The Chance of a Lifetime is to Be Yourself
“It wasn’t until I accepted myself just as I was
in this moment that I was free to change.”
It seems simple, doesn’t it? (At least simple on the surface level.) Living a fulfilled life, a liberated life, is a matter of figuring out how to get what you want, how to make your dreams and visions become reality, and then finding the right techniques for making that happen. New job, new relationship, more money, spiritual practice, better health, workout routine.
This presumes that you know what you want and that you’re intimately familiar with your dreams and visions. And that you’re sure they’re your dreams, not some ideas that have been downloaded to you by your family, your friends, and the culture we live in.
Wow, not so simple any more. This is where so many self-improvement programs fall short. Often they don’t consider the deepest layer on which we need to work in order to effect real, transformative change… not just a cosmetic fix.
I don’t know about you, but earlier in my life I went through so many different techniques to get closer to the “me” that I wanted to be. Yoga, meditation, Tony Robbins tapes (yes, for real!), therapy… These things were all helpful, to a degree. The real problem was that I was building them on top of a foundation of sand, because at some deep level I doubted the essential goodness of myself.
The basic assumption of the Liberated Life Project is that you’re not going to get very far on the path of living a free life if you don’t know who you are, and come to acceptance of that.
I mean who you truly are. Let’s call this the path of self-awareness, as distinct from falling asleep to our lives or turning away from the dark corners of our lives.
A while back, I came up with a “Users’ Manual” for myself. I’m not kidding. I went through pages of journal writings from what had been a very tumultuous and transformative time in my life. During that year, filled with heartbreak and loss, everything felt sharper and brighter…parts of myself that I hadn’t wanted to look at were visible in high relief.

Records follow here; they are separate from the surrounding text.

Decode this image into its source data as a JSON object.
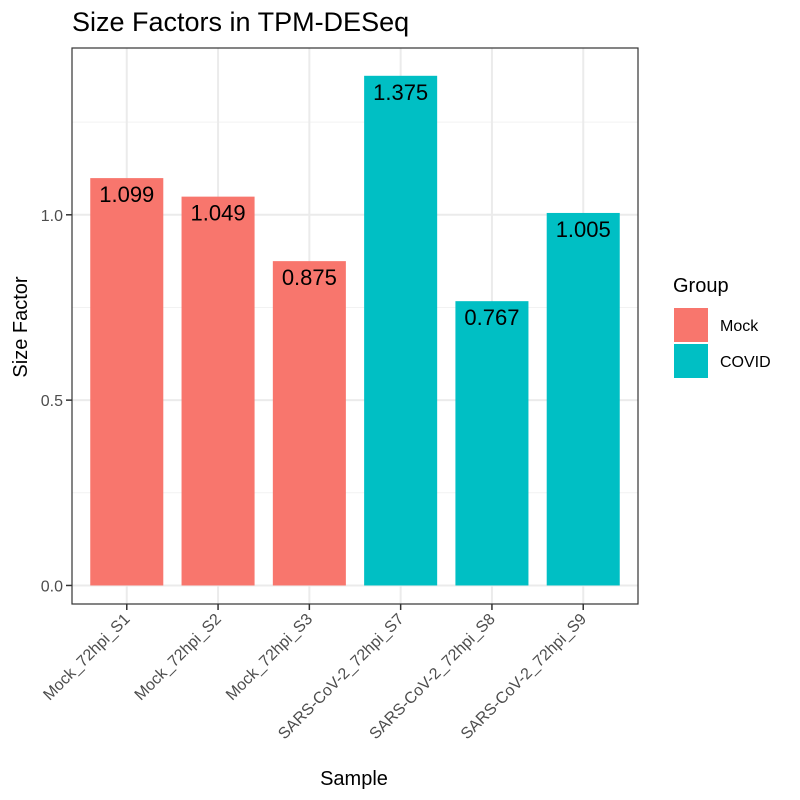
{
  "chart_data": {
    "type": "bar",
    "title": "Size Factors in TPM-DESeq",
    "xlabel": "Sample",
    "ylabel": "Size Factor",
    "ylim": [
      -0.05,
      1.45
    ],
    "yticks": [
      0.0,
      0.5,
      1.0
    ],
    "ytick_labels": [
      "0.0",
      "0.5",
      "1.0"
    ],
    "grid": true,
    "categories": [
      "Mock_72hpi_S1",
      "Mock_72hpi_S2",
      "Mock_72hpi_S3",
      "SARS-CoV-2_72hpi_S7",
      "SARS-CoV-2_72hpi_S8",
      "SARS-CoV-2_72hpi_S9"
    ],
    "values": [
      1.099,
      1.049,
      0.875,
      1.375,
      0.767,
      1.005
    ],
    "data_labels": [
      "1.099",
      "1.049",
      "0.875",
      "1.375",
      "0.767",
      "1.005"
    ],
    "groups": [
      "Mock",
      "Mock",
      "Mock",
      "COVID",
      "COVID",
      "COVID"
    ],
    "legend": {
      "title": "Group",
      "placement": "right",
      "items": [
        {
          "label": "Mock",
          "color": "#F8766D"
        },
        {
          "label": "COVID",
          "color": "#00BFC4"
        }
      ]
    }
  }
}
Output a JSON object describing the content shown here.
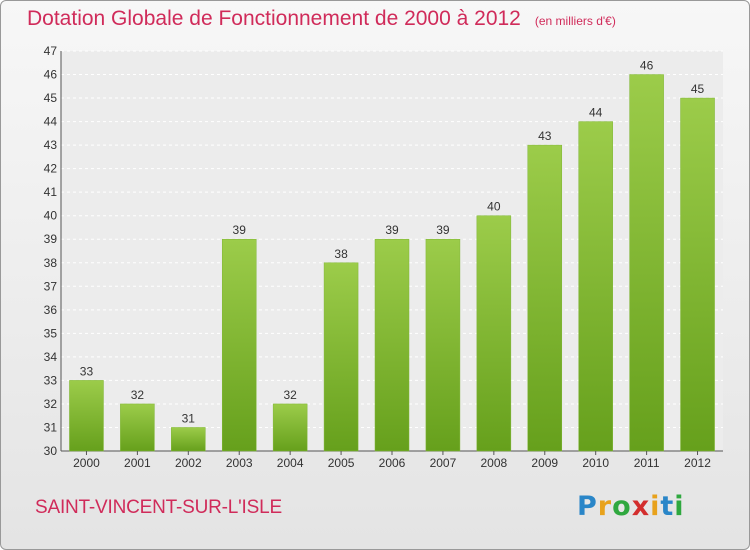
{
  "header": {
    "title": "Dotation Globale de Fonctionnement de 2000 à 2012",
    "unit": "(en milliers d'€)"
  },
  "footer": {
    "commune": "SAINT-VINCENT-SUR-L'ISLE",
    "logo_letters": [
      "P",
      "r",
      "o",
      "x",
      "i",
      "t",
      "i"
    ]
  },
  "colors": {
    "bar_light": "#9ccc4a",
    "bar_dark": "#66a01c",
    "title": "#d02b5a"
  },
  "chart_data": {
    "type": "bar",
    "title": "Dotation Globale de Fonctionnement de 2000 à 2012",
    "subtitle": "(en milliers d'€)",
    "categories": [
      "2000",
      "2001",
      "2002",
      "2003",
      "2004",
      "2005",
      "2006",
      "2007",
      "2008",
      "2009",
      "2010",
      "2011",
      "2012"
    ],
    "values": [
      33,
      32,
      31,
      39,
      32,
      38,
      39,
      39,
      40,
      43,
      44,
      46,
      45
    ],
    "xlabel": "",
    "ylabel": "",
    "ylim": [
      30,
      47
    ],
    "yticks": [
      30,
      31,
      32,
      33,
      34,
      35,
      36,
      37,
      38,
      39,
      40,
      41,
      42,
      43,
      44,
      45,
      46,
      47
    ],
    "grid": true,
    "data_labels": true
  }
}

I spent hours re-reading those journal entries. I highlighted all the themes that I came across. Then I turned all that material into a 16-page document that covered areas like “Relationships,” “Joy,” and “Embracing my limitations.” It covered everything I had learned that year about life, love, and my own fallibilities. Okay, I admit it — I’m an awareness geek.
The first page of the manual, a section that I later titled “Fundamentals,” began:
Everything starts with this: My journey is towards becoming Whole.
- Not cutting off parts of myself in order to stay ‘safe’ or palatable to others, or to fit into society’s expectations and definitions.
- Recovering my wild self, uncensored, raw, present, honest.
- Recognizing the distinction between intelligence of the mind and wisdom of the heart… seeing when it is appropriate to use my intelligence to serve me and others, and when I try to make my mind do the work of my heart.
- Being completely present with emotions of anger, love, joy, frustration, as they flow through me– the whole spectrum of my feelings and experiences. Nothing left out.
It went on and on. Every now and then, I still pull out my “Manual” to remind me of the insights that I gained while in a deep pit of despair.
The deal is: without self-awareness and self-acceptance, we are almost always doomed to live someone else’s ideas of who we are and who we should be.
Are you ready to get to know yourself, to look into the corners of yourself that you’d rather avoid, and to become your own best friend? It all starts there.
- Find a time when you can be in silence for about 10 minutes.
- Get a piece of paper and a pen.
- Light a candle, and take some time to sit with these questions: What about myself most bothers me right now? What is something that I really wish I could change about myself?
- Write down whatever comes to you in response to those questions.
- Now here comes the radical part: Do nothing. Don’t try to come up with a plan to change this thing about yourself. If feelings of shame or humiliation arise, just notice them but don’t let your mind run with them. Simply take this piece of paper and put it in a special place in your home — maybe on your altar, if you have one. Release it to this place with love and maybe even gratitude. Know there is absolutely nothing you have to do about this right now. Or perhaps ever. You might even want to consider that whatever you’ve written about yourself may be a gift in disguise. Wouldn’t that be something?
If you want to dig more deeply into this, Radical Acceptance: Embracing Your Life with the Heart of a Buddha by psychotherapist and meditation teacher Tara Brach is a wonderful book to spend some time with.